When I needed to make the application support multithreaded database accesses, it required a change to the Data Access class only, and all the business classes just do what they already did.
There is no right answer it all depends on your project. As Simon points out if your application is all data driven, then it might make sense depending on the size and complexity of the domain to use non oop paradigm. I had a lot of success building a system using a Transaction Script pattern, which passed XML Messages around the system.
However this system started to break down after five or six years as the application grew in size and complexity (5 or 6 webs, several web services, tons of COM+ components, legacy and .net code, 8+ databases with 800+ tables 4,000+ procedures). No one knew what anything was, and duplication was running rampant.
There are other ways to alleviate the maintance then OOP; however, if you have a very complex domain then hainvg a rich domain model is ideal IMHO, as it allows for the business rules to be expressed in nice encapsulated components.
To answer your question, avoid code generators if you can. Code generators are a recipe for disaster, but if you do go with code generation do not modify the generated code. Also be sure to have a good process in place that is easy for developers to get the new generated code.
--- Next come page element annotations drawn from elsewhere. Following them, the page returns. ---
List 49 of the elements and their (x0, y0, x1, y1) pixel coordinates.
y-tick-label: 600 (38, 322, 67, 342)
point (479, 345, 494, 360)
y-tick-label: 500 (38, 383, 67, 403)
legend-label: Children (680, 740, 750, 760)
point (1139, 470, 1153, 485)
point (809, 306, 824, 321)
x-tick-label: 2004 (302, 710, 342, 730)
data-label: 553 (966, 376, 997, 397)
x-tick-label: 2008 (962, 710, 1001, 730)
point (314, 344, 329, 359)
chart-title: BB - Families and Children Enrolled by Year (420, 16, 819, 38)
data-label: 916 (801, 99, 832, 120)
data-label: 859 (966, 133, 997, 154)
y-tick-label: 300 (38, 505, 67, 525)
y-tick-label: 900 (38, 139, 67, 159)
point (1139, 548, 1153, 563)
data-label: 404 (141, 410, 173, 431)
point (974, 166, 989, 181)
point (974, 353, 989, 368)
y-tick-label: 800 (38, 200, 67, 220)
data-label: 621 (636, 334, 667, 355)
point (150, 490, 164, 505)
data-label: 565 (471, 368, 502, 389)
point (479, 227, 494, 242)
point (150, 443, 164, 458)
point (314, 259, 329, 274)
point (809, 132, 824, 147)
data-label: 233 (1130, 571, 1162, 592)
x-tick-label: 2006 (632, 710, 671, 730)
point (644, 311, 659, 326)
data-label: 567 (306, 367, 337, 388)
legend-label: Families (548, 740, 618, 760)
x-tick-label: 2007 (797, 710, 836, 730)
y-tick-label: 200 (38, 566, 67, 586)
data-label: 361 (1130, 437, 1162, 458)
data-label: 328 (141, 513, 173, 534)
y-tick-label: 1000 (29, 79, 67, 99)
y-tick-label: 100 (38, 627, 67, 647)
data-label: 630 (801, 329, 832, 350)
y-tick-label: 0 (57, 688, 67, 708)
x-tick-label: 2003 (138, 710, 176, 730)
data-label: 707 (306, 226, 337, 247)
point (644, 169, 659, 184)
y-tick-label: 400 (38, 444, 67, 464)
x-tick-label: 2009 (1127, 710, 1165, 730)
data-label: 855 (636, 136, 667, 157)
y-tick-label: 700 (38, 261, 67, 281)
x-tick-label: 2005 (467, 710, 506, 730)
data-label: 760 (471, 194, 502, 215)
I recommend using either the following: ORM or hand roll a lightweight DAL. I am currently transitioning a project over to nHibernate off my hand rolled DAL and am having a lot of success; however, I like having the option of using either option. Further if you properly seperate your concerns (Data Access from Business Layer from Presentation) you can have a single service layer that might talk to a Dao (Data Access Object) that for one object is an ORM but for another is hand rolled). I like this flexibility as it allows to apply the best tool to the job.
I like nHibernate over a hand rolled DAL because while my DAL does abstract away most of the ADO.Net code you still have to write the code that takes a data reader to an object or an object and creates the parameters.
I've always preferred to go the code generator route, especially in C# where you can make use of extended classes to add functionality to the basic data objects.
Hate to say this, but it depends. If you find an ORM tool that fits your needs go for it. We wrote our own system in small steps while developing the application. We are using C++ and there are not that many tools out there anyway. Ours ended up being a XML description of the database, from that the SQL generation script and the basic object layer and metadata were generated.
Do your homework and evaluate theses tools and you will find a good fit for your needs.